READING ISSUES AND PTE

Reading is a skill that takes a long time to develop.  It is also the most difficult skill to teach. Perhaps because reading skills are difficult to evaluate and one has a feeling that there really is no way of telling if one has reached a considerably high degree of reading mastery. How would you know one is a very good reader? Some highly literate people have a ready answer to this: When one has read the Harvard Five-foot Classics, or The Great Books.   But saying so puts one in a tight spot. It smacks of snobbery–the suggestion being that other books aren’t worth a whit!

Lofty notions such as that, ironically, has little place in PTE Reading. For one thing, during the test one navigates academic passages–a textual transaction which requires a level of critical engagement equivalent to that of a university student’s. This is no reason to downplay the test items, though, because one of these, re-ordering paragraphs, is legendarily tough. Most times devoid of linkers and implicit transitions, the paragraphs are tossed about in chaos and one’s job is to put order and sequence where there is none. There are sign posts scattered in the passage, but one is given no clue where. Taking the text at face value (for instance, connecting the dots between proper nouns and their relationship to the gist and other things) may help, but only to a certain extent. Other meanings are submerged and can only be dug up by inferential reasoning (as opposed to the evidential one). So, this one’s very tricky really.    

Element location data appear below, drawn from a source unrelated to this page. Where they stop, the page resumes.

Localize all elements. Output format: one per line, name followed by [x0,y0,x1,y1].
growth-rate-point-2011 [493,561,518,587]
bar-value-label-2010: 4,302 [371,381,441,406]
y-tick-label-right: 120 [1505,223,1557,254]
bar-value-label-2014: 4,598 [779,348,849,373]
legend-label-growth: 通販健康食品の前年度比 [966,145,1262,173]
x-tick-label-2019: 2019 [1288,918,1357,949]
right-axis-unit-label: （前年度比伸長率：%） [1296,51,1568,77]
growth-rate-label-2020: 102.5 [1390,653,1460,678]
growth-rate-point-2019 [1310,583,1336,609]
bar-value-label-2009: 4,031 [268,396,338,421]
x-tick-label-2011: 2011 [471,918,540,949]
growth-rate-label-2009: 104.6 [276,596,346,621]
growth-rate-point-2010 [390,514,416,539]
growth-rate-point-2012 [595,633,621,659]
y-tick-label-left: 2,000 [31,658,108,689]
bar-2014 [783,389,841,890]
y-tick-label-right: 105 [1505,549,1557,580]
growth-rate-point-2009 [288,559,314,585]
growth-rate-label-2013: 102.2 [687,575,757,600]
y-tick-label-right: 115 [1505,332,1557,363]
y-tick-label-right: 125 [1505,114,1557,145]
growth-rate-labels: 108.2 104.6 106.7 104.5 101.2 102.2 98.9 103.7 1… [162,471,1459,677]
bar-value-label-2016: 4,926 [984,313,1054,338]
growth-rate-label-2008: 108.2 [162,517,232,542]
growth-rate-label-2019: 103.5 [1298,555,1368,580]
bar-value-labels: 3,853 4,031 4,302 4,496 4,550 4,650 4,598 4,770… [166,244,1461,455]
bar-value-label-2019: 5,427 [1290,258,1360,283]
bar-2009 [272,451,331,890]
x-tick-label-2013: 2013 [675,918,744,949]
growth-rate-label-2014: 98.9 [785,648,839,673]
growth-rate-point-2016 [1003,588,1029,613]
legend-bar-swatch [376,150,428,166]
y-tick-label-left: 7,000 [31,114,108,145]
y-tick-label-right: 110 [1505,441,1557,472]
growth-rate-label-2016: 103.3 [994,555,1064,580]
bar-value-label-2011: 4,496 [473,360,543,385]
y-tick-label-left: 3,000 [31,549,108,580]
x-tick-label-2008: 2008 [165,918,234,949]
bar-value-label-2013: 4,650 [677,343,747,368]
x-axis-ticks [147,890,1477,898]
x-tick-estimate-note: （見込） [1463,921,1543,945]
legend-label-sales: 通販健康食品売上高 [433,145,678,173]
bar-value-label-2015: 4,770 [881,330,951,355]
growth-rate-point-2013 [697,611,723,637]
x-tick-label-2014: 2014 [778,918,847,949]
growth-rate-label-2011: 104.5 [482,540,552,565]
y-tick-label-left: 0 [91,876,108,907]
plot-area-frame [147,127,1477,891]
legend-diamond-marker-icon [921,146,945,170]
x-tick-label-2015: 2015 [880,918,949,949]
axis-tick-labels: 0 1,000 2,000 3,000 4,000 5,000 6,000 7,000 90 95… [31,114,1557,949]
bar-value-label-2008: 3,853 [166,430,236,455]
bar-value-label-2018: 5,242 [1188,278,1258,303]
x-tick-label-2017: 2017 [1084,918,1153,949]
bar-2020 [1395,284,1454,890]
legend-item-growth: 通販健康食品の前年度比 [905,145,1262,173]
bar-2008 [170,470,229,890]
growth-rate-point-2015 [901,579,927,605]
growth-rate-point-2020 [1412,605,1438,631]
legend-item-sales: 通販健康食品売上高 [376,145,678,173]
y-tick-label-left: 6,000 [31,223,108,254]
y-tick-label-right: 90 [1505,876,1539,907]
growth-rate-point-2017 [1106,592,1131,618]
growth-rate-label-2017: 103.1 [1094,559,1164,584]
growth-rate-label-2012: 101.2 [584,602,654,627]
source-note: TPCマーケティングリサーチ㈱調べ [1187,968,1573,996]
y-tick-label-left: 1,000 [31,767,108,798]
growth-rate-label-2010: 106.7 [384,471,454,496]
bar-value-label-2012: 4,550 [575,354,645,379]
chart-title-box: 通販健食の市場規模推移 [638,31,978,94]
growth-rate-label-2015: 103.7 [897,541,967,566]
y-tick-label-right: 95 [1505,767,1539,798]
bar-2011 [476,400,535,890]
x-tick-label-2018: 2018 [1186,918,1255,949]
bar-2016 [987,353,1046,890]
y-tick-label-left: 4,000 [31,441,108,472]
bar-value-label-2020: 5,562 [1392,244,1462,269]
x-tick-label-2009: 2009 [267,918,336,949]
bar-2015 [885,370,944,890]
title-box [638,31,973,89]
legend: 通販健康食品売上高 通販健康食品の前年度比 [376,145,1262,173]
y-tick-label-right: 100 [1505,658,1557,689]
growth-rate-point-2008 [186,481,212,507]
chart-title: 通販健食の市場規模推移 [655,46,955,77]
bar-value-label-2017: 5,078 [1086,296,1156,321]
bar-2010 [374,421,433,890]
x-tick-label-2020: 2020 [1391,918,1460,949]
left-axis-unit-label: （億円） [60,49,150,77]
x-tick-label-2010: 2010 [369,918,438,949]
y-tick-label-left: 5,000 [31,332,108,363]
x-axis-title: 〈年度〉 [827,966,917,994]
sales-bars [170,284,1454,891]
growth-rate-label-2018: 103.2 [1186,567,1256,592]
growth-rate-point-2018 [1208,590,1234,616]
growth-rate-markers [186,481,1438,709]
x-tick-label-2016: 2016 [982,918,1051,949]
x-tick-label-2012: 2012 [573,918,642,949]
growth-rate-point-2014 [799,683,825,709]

However, with an ample diet of heavy reads (preferably out of habit) that lean toward philosophy and the humanities (my personal bias, sorry), one may gain ground with PTE Reading fast.  This won’t translate into superior scores right away (though it’s easy to think of above proficient), but by one’s second mock test telltale signs of a bright prospect start to show. If it seems I’m talking in the abstract here, one had better see the PTE Reading test items for himself so he’ll know what I mean. 

If one hurdles re-ordering paragraphs with a flourish, the rest of the items, namely multiple choice multiple answers, multiple choice single answer, and fill in the blanks, won’t be as much of a challenge. That is, after some time with heavy and thick reads. Reading is its own reward.